Rahane is one of those rare batsmen who prefers examinations away to home comforts. He has scored six of his nine centuries outside India, and averages nearly 20 runs more per innings – 53.44 to 33.63. The last time India toured South Africa, he made a superb 96 at Kingsmead as the others collapsed in a heap around him. India will hope that such memories bring some confidence back by the time he lines up in Cape Town on January 5.
The bowlers, despite the conditions being nothing like what they will be at Newlands, Supersport Park and The Wanderers, had a good workout, against a Sri Lankan side that has improved significantly since hitting rock bottom against India on home soil a few months ago. Even in Nagpur, where they won by an innings and plenty, the bowlers had to send down nearly 80 overs in the first innings. In Delhi, Sri Lanka defied them for 135.3 overs in the first dig, and 103 in the second as the match petered out.
For all the talk of seam and bounce, there will be days like these in South Africa when the pitches ease out and batsmen hold the whip hand. On such occasions, India will need to call on all the discipline they showed in Delhi, where the Sri Lanka batsmen were never able to score freely. Bowling dry has become a big part of Test success, and India have shown they can do that. The best example this year came on the second day of the Bangalore Test, when Australia were kept to 197 for 6 from 90 overs.

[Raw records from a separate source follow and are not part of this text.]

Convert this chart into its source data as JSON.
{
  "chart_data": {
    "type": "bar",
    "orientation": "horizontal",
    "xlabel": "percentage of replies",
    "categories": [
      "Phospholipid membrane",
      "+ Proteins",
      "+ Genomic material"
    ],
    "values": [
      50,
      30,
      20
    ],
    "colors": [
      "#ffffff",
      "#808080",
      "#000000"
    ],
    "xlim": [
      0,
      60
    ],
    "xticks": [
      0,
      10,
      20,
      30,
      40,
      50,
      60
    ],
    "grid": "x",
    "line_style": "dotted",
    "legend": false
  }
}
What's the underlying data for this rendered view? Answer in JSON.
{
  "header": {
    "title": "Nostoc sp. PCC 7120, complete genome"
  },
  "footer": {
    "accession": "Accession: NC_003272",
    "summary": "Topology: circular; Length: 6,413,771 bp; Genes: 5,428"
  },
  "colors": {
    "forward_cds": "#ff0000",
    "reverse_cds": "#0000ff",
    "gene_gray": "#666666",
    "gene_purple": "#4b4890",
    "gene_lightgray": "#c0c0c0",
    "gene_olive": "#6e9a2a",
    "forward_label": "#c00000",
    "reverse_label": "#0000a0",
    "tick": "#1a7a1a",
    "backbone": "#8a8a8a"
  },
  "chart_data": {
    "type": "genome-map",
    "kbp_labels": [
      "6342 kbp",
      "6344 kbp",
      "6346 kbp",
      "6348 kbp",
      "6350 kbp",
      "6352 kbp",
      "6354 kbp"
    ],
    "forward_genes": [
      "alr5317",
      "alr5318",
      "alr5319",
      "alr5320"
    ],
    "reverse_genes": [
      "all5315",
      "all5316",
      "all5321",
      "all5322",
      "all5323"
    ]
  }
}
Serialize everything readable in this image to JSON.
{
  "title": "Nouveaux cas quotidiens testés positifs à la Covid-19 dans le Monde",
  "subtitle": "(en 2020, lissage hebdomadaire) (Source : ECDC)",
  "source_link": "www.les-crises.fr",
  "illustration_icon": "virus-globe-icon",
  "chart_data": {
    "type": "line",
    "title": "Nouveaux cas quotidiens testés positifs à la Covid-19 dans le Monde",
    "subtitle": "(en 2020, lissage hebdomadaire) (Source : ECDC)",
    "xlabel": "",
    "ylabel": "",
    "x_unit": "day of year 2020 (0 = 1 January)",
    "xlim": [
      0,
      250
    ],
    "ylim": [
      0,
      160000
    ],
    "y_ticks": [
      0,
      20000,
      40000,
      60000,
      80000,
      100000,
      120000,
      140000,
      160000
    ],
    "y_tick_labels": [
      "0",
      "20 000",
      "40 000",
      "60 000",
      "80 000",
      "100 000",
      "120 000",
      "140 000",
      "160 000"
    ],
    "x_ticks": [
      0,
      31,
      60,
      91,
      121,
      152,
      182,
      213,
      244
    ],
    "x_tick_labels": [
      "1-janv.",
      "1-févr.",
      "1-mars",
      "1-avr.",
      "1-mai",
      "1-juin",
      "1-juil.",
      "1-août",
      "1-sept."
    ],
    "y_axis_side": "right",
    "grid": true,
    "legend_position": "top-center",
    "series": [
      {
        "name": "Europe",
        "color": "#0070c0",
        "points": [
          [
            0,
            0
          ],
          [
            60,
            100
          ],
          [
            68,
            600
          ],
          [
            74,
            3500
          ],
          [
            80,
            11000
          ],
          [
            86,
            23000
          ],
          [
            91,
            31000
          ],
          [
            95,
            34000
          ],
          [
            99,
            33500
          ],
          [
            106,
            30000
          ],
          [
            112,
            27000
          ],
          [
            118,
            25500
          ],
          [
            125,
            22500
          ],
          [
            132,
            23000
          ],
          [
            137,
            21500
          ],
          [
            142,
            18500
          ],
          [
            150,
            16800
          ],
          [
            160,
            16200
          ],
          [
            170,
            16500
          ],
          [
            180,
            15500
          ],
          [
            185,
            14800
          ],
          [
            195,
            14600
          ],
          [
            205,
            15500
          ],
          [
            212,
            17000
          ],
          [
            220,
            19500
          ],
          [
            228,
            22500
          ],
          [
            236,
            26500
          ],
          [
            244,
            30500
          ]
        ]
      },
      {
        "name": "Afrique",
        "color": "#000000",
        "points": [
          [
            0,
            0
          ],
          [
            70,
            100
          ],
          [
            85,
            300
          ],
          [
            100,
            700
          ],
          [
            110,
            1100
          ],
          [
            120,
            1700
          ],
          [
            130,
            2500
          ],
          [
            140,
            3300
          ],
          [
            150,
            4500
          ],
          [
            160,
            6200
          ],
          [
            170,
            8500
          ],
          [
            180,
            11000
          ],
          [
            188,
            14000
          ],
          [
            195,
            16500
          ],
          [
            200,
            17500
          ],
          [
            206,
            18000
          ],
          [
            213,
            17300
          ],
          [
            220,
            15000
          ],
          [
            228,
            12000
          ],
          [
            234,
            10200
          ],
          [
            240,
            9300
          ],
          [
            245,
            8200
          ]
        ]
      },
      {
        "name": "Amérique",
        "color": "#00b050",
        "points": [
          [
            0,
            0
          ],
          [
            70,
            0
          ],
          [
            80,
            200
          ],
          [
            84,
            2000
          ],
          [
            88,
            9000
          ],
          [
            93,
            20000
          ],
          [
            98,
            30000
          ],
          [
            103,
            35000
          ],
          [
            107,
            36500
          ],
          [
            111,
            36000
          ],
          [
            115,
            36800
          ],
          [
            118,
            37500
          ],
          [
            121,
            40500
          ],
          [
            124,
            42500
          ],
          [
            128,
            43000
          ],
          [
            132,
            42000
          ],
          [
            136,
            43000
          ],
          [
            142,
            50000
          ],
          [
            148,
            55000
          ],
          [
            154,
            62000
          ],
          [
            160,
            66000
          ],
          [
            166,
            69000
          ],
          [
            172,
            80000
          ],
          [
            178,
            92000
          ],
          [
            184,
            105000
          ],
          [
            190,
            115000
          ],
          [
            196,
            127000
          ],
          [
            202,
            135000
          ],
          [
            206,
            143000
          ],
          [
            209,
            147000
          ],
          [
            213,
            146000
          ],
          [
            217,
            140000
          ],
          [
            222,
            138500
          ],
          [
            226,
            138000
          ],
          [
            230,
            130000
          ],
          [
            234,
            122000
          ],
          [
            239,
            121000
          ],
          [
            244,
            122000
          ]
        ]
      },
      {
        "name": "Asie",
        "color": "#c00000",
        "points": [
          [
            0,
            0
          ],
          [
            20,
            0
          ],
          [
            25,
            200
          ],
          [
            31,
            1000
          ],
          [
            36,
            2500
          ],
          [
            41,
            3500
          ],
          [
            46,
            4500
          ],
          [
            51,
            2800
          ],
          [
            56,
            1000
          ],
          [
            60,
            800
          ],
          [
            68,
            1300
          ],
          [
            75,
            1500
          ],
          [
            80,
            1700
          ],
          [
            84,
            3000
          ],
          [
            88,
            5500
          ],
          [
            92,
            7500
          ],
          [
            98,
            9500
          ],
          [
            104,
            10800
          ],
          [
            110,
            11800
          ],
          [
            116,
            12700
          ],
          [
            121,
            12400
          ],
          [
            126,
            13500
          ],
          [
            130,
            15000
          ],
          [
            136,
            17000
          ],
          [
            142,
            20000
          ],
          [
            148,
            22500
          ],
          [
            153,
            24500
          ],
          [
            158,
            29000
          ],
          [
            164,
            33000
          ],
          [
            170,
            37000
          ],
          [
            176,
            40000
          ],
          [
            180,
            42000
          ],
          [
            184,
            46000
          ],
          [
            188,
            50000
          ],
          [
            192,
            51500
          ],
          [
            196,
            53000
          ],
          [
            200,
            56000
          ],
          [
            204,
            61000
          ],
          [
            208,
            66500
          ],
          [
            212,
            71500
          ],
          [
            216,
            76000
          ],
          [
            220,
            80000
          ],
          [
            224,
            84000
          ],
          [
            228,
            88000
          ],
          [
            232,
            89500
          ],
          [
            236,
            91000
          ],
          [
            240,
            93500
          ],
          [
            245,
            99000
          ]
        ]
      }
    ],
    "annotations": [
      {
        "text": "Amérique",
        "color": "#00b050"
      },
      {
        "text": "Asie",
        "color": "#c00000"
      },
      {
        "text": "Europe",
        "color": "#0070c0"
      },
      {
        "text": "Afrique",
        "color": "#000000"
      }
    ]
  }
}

Less than a month away from that first Test in South Africa, we’re still not sure what India’s best XI is. Which of the three openers, all of them in excellent form of late, do they go with? Does R Ashwin get the nod as the lone spinner in matches where India play only one? And does Ishant Sharma’s ability to extract disconcerting bounce mean that he’ll ease Umesh Yadav out of the XI? And where does Jasprit Bumrah, who hasn’t played a first-class match since January, fit into the big picture?
My hunch is that India will stick to the horses-for-courses thinking that has served them so well over the past couple of years. If the conditions are swing-friendly as they invariably tend to be in the Highveld – Johannesburg and Centurion – then Bhuvneshwar will likely join Mohammed Shami and Ishant in a three-man pace attack backed by Hardik Pandya. On a more batsmen-friendly surface like Cape Town, Umesh’s extra pace could get him the nod.
The same goes for the spinners. When variety and guile are needed to rein in batsmen, Ashwin should be the first pick. When containment is the primary aim, then Jadeja’s relentless accuracy brings him into play. With so many overseas tours lined up for the next 18 months, you sense this is the template what will be followed, though it would be a major surprise if Kuldeep Yadav didn’t return to the fray at some point.
India came very close to winning in South Africa in both 2006-07 and 2010-11. On both occasions, their lack of bowling depth cost them, especially the absence of a quality third seamer. Now that they have plenty of bowling resources to call on, the onus is well and truly on the batsmen to make sure they deliver the runs that will set up victories.